Directors are expected to reply to a salary proposal put forth late Monday afternoon by William Lang, executive director of ONA.

Lang made the proposal after the directors had disbanded for the day. The Rev. Morton Booth, president of the hospital board, called a meeting for later in the evening, but only five of the hospital's director appeared. Booth said seven were needed to establish a quorum.

Directors have said they would not negotiate directly with the nurses until they withdrew their resignations.

James Ruyle, Portland attorney representing the hospital in negotiations, said the hospital views the mass resignation as equal to a strike — an illegal action for hospital employees.

Lang, on the other hand, said it is within the nurses' rights to resign.

The nurses have been pressing for a settlement equal to one negotiated at Good Samaritan Hospital in Corvallis earlier this year. Under that contract, beginning nurses would receive $700 per month [about $3,900 per month in 2018].

Directors at Albany General Hospital have offered $760 [$4,200 in 2018] retroactive to July 1, with increasing increments after Jan. 1 for nurses with two to four years' experience.

Nurses return at AGH

Nurses at Albany General Hospital returned to work today following the settlement of a dispute over a two-year contract.

Nurses at the hospital submitted resignations Sept. 11 to take effect Tuesday morning unless progress was made in salary negotiations.

Contract talks remained stalled Monday night, so 65 of the hospital's remaining 82 registered nurses resigned en masse.

Hospital directors and and nursing representatives reached a settlement Tuesday night at 10:30, after more than four hours of mediation.

Under terms of the contract, a beginning nurse will receive $760 per month until Jan. 1, 1974, retroactive to July 1. Beginning nurses currently receive $725 per month [about $4,000 in 2018].

From Jan. 1 to July 1, 1974, beginning nurses will receive $765 per month. Top salary will be $820 [about $4,600 in 2018] for a nurse with four years of service after Jan. 1.

Hospital officials said the increase will represent a 4.8 percent raise at the bottom of the pay scale.

The final settlement is slightly less than the original demand of $770 [$4,300] per month for a beginning nurse — a figure negotiated by nurses at Good Samaritan Hospital in Corvallis.

The new Albany General Hospital salary scale will be negotiated after July 1, 1974.

William Lang, executive director for the Oregon Nurses Association, said the nurses were willing to take the lower figure in return for two seats as ex officio members of the hospital board.

Lang predicted that as nonvoting board members, nurses would increase communication with the board, forestalling serious disputes in the future.

In addition to salary increases, nurses will receive four weeks of vacation per year after 10 years of service.
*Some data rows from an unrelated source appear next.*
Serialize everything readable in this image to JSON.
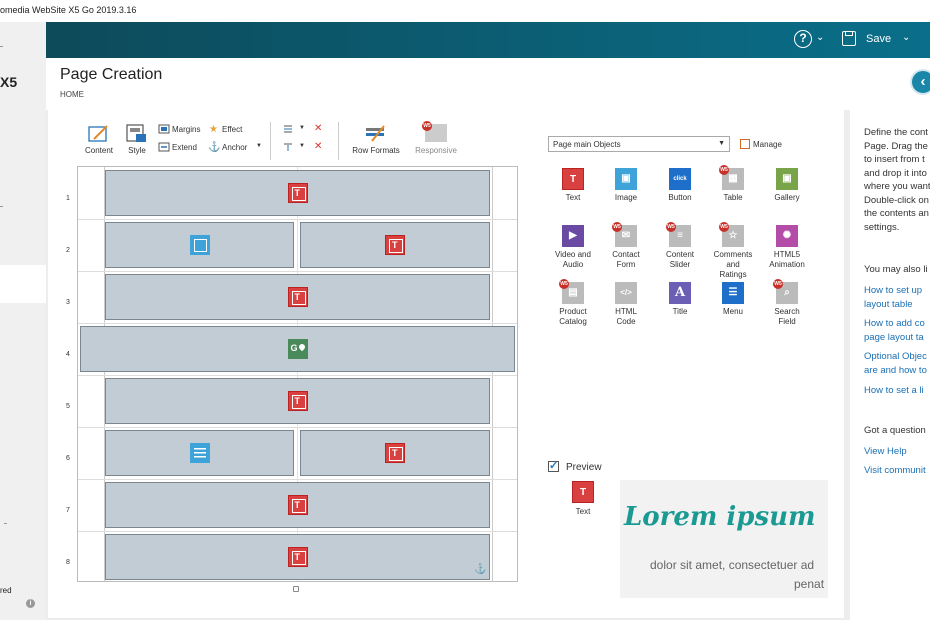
{
  "window": {
    "title": "omedia WebSite X5 Go 2019.3.16"
  },
  "sidebar": {
    "brand": "X5",
    "footer_text": "red"
  },
  "topbar": {
    "save_label": "Save"
  },
  "header": {
    "title": "Page Creation",
    "breadcrumb": "HOME"
  },
  "toolbar": {
    "content": "Content",
    "style": "Style",
    "margins": "Margins",
    "extend": "Extend",
    "effect": "Effect",
    "anchor": "Anchor",
    "row_formats": "Row Formats",
    "responsive": "Responsive"
  },
  "grid": {
    "rows": [
      "1",
      "2",
      "3",
      "4",
      "5",
      "6",
      "7",
      "8"
    ]
  },
  "objects": {
    "category": "Page main Objects",
    "manage": "Manage",
    "items": [
      {
        "l1": "Text",
        "l2": ""
      },
      {
        "l1": "Image",
        "l2": ""
      },
      {
        "l1": "Button",
        "l2": ""
      },
      {
        "l1": "Table",
        "l2": ""
      },
      {
        "l1": "Gallery",
        "l2": ""
      },
      {
        "l1": "Video and",
        "l2": "Audio"
      },
      {
        "l1": "Contact",
        "l2": "Form"
      },
      {
        "l1": "Content",
        "l2": "Slider"
      },
      {
        "l1": "Comments",
        "l2": "and",
        "l3": "Ratings"
      },
      {
        "l1": "HTML5",
        "l2": "Animation"
      },
      {
        "l1": "Product",
        "l2": "Catalog"
      },
      {
        "l1": "HTML",
        "l2": "Code"
      },
      {
        "l1": "Title",
        "l2": ""
      },
      {
        "l1": "Menu",
        "l2": ""
      },
      {
        "l1": "Search",
        "l2": "Field"
      }
    ]
  },
  "preview": {
    "label": "Preview",
    "object_label": "Text",
    "heading": "Lorem ipsum",
    "body": "dolor sit amet, consectetuer ad",
    "body2": "penat"
  },
  "help": {
    "para": [
      "Define the cont",
      "Page. Drag the",
      "to insert from t",
      "and drop it into",
      "where you want",
      "Double-click on",
      "the contents an",
      "settings."
    ],
    "also": "You may also li",
    "links": [
      [
        "How to set up",
        "layout table"
      ],
      [
        "How to add co",
        "page layout ta"
      ],
      [
        "Optional Objec",
        "are and how to"
      ],
      [
        "How to set a li"
      ]
    ],
    "question": "Got a question",
    "view_help": "View Help",
    "visit": "Visit communit"
  }
}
Currently they receive four weeks of vacation after 15 years.

The Rev. Morton Booth, president of the hospital board, said the settlement would have a "serious effect" on the institution's already bleak financial picture.

The hospital has been operating at a loss since April.

James Ruyle, Portland attorney negotiating for the hospital, said the settlement would cost $6,000 [about $33,500] in retroactive pay. It will increases the nurses' $60,000 [about $334,700] monthly payroll by $2,000 until January. After January the settlement will add another $600 [about $3,350] to the monthly increase.

Robert Hubbard, hospital comptroller, predicted that the institution's September financial statement will reflect losses resulting from the mass resignation.

The hospital reduced its average patient load during the past four days from around 85 to about 55.

Hubbard said each patient accounts for about $140 [$780] per day in hospital charges. A reduction of 30 patients would take away about $4,200 in hospital revenue.

Marjorie Sexton, hospital administrator, said it would take several days to build up the patient load in the 106-bed institution.

Mrs. Sexton said all but two of the nurses have withdrawn their resignations. She said the two resigned for unspecified reasons.